We Brits are hardy festivalgoers, but why are Americans so much better at making music than us?
May 26, 2011
Hitting the fields: Brits are intrepid festival goers, but far less daring when it comes to the music they’ll listen to




A few years ago I was hitchhiking back from a music festival in Colorado with four frat boys. They were getting high from a bong fashioned from an old Coke bottle. As we flew past a small town, one pushed forward from the back seat, spluttering: “Dude! You gotta stop here! This is the place with the mandolin store—I need to upgrade!”

It was cool, they explained, to play mandolin, and to impress their friends with a whirlwind version of “Ride The Wild Turkey.” Over in Connecticut at the same time, the young electro-pop duo MGMT were experimenting with analogue synthesizers in the music department of their liberal arts college. Vampire Weekend were doing modules in world music at Columbia University, and playing a new kind of pop/hi-life hybrid. Americans have a completely different attitude to learning music. Let’s face it, Americans are better musicians than us.

This festival season, we’ll be heading to fields across Britain prepared to face testing situations: rain, cold, mud, poor sanitation, dehydration, foot-rot. Brits are famously intrepid, but we are far less daring when it comes to the music we listen to. On Glastonbury’s Pyramid Stage we’ll watch mainstream acts from the British Isles—U2, Coldplay, Rumer (Radio 2 staple, sounds like The Carpenters)—parcelled out in greatest hits sets. There’ll be British folk music from Laura Marling and Fisherman’s Friends, and Primal Scream on an anniversary tour. There are some unusual, experimental musicians on the circuit this year. It’s just that most of them are American.

Take Janelle Monáe with her Fritz Lang-inspired funk (they call it “retro-futurism”), or the shape-shifting dance outfit Hercules and Love Affair. Or art rock from TV On The Radio; or Dengue Fever, who combine Cambodian singing with psychedelia. These are tight, technical, musically literate bands who adopt an almost academic approach to their material, and aren’t afraid to show it.

“There’s nothing I hate more than a guitar solo,” Jo Whiley told one of her young charges on the TV talent show Mobile Act Unsigned. Somewhere down the line, technical musicianship has become a byword for showing off—noodling, twiddling, musical masturbation. Once upon a time, 150,000 people sat at the Isle Of Wight and listened to Hendrix playing “God Save the Queen.” If someone tried that now, everyone would go off and get chips. We’d rather our musicians kept the “showing off” to a minimum. But why? I don’t come away from a ballet complaining that the principal dancer kept hogging the limelight with all those wretched pirouettes.

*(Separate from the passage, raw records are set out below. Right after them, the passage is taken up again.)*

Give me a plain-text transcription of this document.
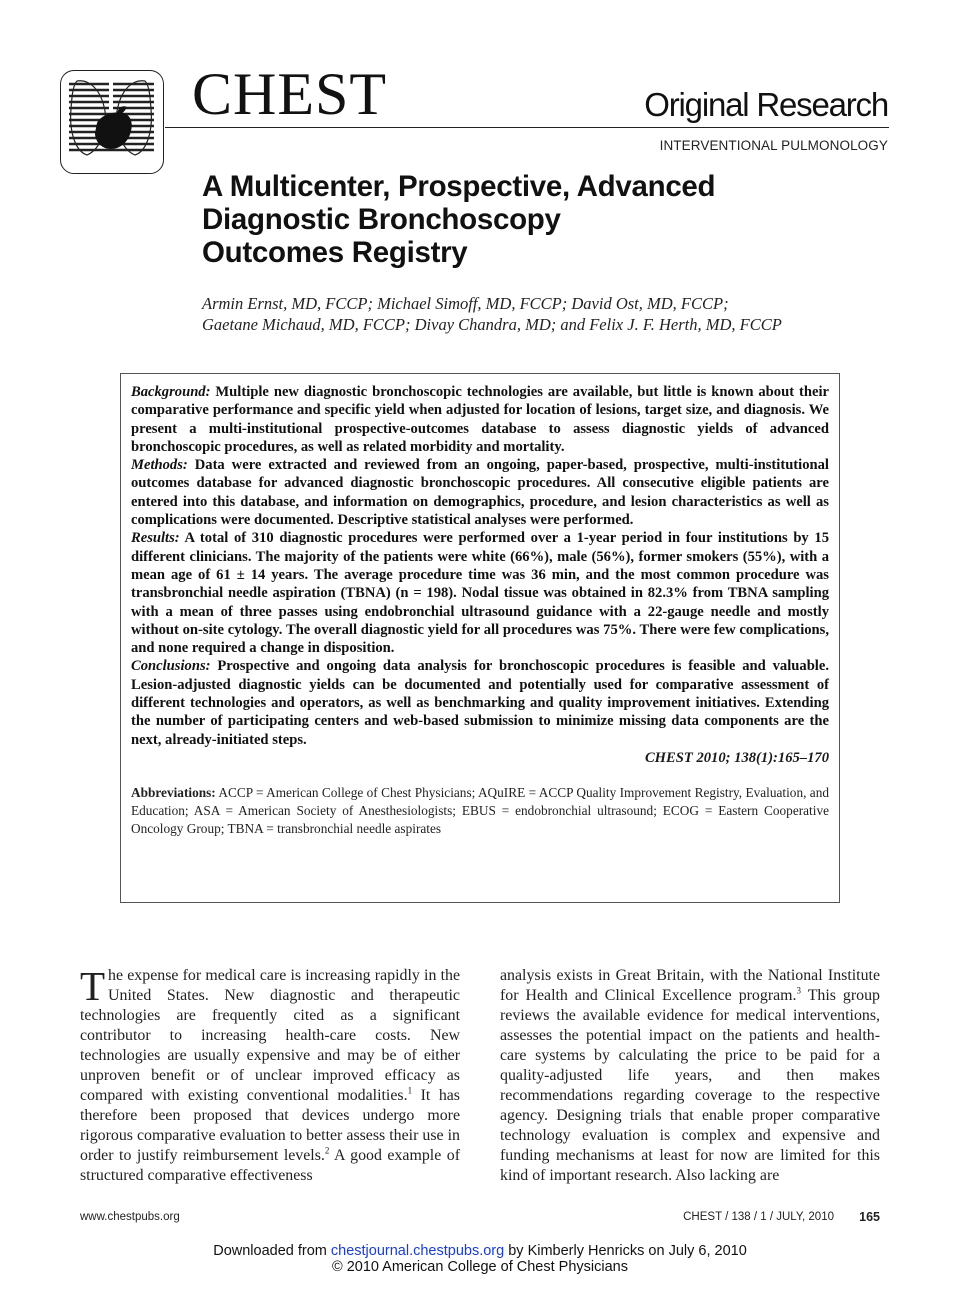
CHEST	Original Research
INTERVENTIONAL PULMONOLOGY
A Multicenter, Prospective, Advanced
Diagnostic Bronchoscopy
Outcomes Registry
Armin Ernst, MD, FCCP; Michael Simoff, MD, FCCP; David Ost, MD, FCCP;
Gaetane Michaud, MD, FCCP; Divay Chandra, MD; and Felix J. F. Herth, MD, FCCP

Background: Multiple new diagnostic bronchoscopic technologies are available, but little is known about their comparative performance and specific yield when adjusted for location of lesions, target size, and diagnosis. We present a multi-institutional prospective-outcomes database to assess diagnostic yields of advanced bronchoscopic procedures, as well as related morbidity and mortality.

Methods: Data were extracted and reviewed from an ongoing, paper-based, prospective, multi-institutional outcomes database for advanced diagnostic bronchoscopic procedures. All consecutive eligible patients are entered into this database, and information on demographics, procedure, and lesion characteristics as well as complications were documented. Descriptive statistical analyses were performed.

Results: A total of 310 diagnostic procedures were performed over a 1-year period in four institutions by 15 different clinicians. The majority of the patients were white (66%), male (56%), former smokers (55%), with a mean age of 61 ± 14 years. The average procedure time was 36 min, and the most common procedure was transbronchial needle aspiration (TBNA) (n = 198). Nodal tissue was obtained in 82.3% from TBNA sampling with a mean of three passes using endobronchial ultrasound guidance with a 22-gauge needle and mostly without on-site cytology. The overall diagnostic yield for all procedures was 75%. There were few complications, and none required a change in disposition.

Conclusions: Prospective and ongoing data analysis for bronchoscopic procedures is feasible and valuable. Lesion-adjusted diagnostic yields can be documented and potentially used for comparative assessment of different technologies and operators, as well as benchmarking and quality improvement initiatives. Extending the number of participating centers and web-based submission to minimize missing data components are the next, already-initiated steps.

CHEST 2010; 138(1):165–170

Abbreviations: ACCP = American College of Chest Physicians; AQuIRE = ACCP Quality Improvement Registry, Evaluation, and Education; ASA = American Society of Anesthesiologists; EBUS = endobronchial ultrasound; ECOG = Eastern Cooperative Oncology Group; TBNA = transbronchial needle aspirates

The expense for medical care is increasing rapidly in the United States. New diagnostic and therapeutic technologies are frequently cited as a significant contributor to increasing health-care costs. New technologies are usually expensive and may be of either unproven benefit or of unclear improved efficacy as compared with existing conventional modalities.$^1$ It has therefore been proposed that devices undergo more rigorous comparative evaluation to better assess their use in order to justify reimbursement levels.$^2$ A good example of structured comparative effectiveness

analysis exists in Great Britain, with the National Institute for Health and Clinical Excellence program.$^3$ This group reviews the available evidence for medical interventions, assesses the potential impact on the patients and health-care systems by calculating the price to be paid for a quality-adjusted life years, and then makes recommendations regarding coverage to the respective agency. Designing trials that enable proper comparative technology evaluation is complex and expensive and funding mechanisms at least for now are limited for this kind of important research. Also lacking are

www.chestpubs.org	CHEST / 138 / 1 / JULY, 2010 165
Downloaded from chestjournal.chestpubs.org by Kimberly Henricks on July 6, 2010
© 2010 American College of Chest Physicians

Geography has a part to play. In comparatively tiny Britain, all you have to do is break the press. Young artists win Critics’ Choice at the Brits in February, then go into a blind panic learning to play live in time for the festival circuit (see Florence Welch, who popped up everywhere last summer and had a real problem singing in tune. Nobody said anything.) In America, by contrast, there’s always someone better than you playing in the next bar. You’ve got to be really good to make it past the multitudes competing at Nashville’s open mic nights. The competition that builds up around music centres—Brooklyn, Austin, Portland—combined with a living tradition of country and blues, means different expectations of skill and adaptability. Ask Fleet Foxes to play a cover of Bowie’s “Starman” tonight and you can bet they’ll do it—they might even play it on a harp. Could Mumford & Sons do the same?

British music is driven by nostalgia, not experimentation. The appeal of Mumford & Sons lies in their “authenticity”: the simpler, bygone age represented in their banjos and plaid shirts. The Vaccines, critics say, are here to “save” rock ‘n’ roll—but no one’s talking about moving it forwards. Pulp will reunite at Glastonbury. Jarvis Cocker will be an awesome sight on the Pyramid Stage, but while he is a great construct—an embodiment of the mardy English in a pipe-cleaner body—he is not, first and foremost, a working musician. He is happily ensconced in a successful DJ slot on BBC 6 Music; a curator of public taste, perhaps, but unlikely to produce great records.

Over in New York, Panda Bear and Gang Gang Dance draw crowds for their electronic/ambient culture clashes. New records have just been released by Austra (featuring former opera singer Katie Stelmanis) and tUnE-yArDs, the stage name of Merrill Garbus, who sends her Kenyan-inspired pop through a series of loop pedals.

Perhaps celebrating one’s musical ability amounts to celebrating oneself—which, they always say, we Brits don’t do terribly well, unless we’re being ironic. Muse are the only band in the country who get away with long, flashy guitar solos—but to do so, Matt Bellamy has to be standing under a giant UFO made of silver foil, and affecting the “rock stance” of Eddie Van Halen.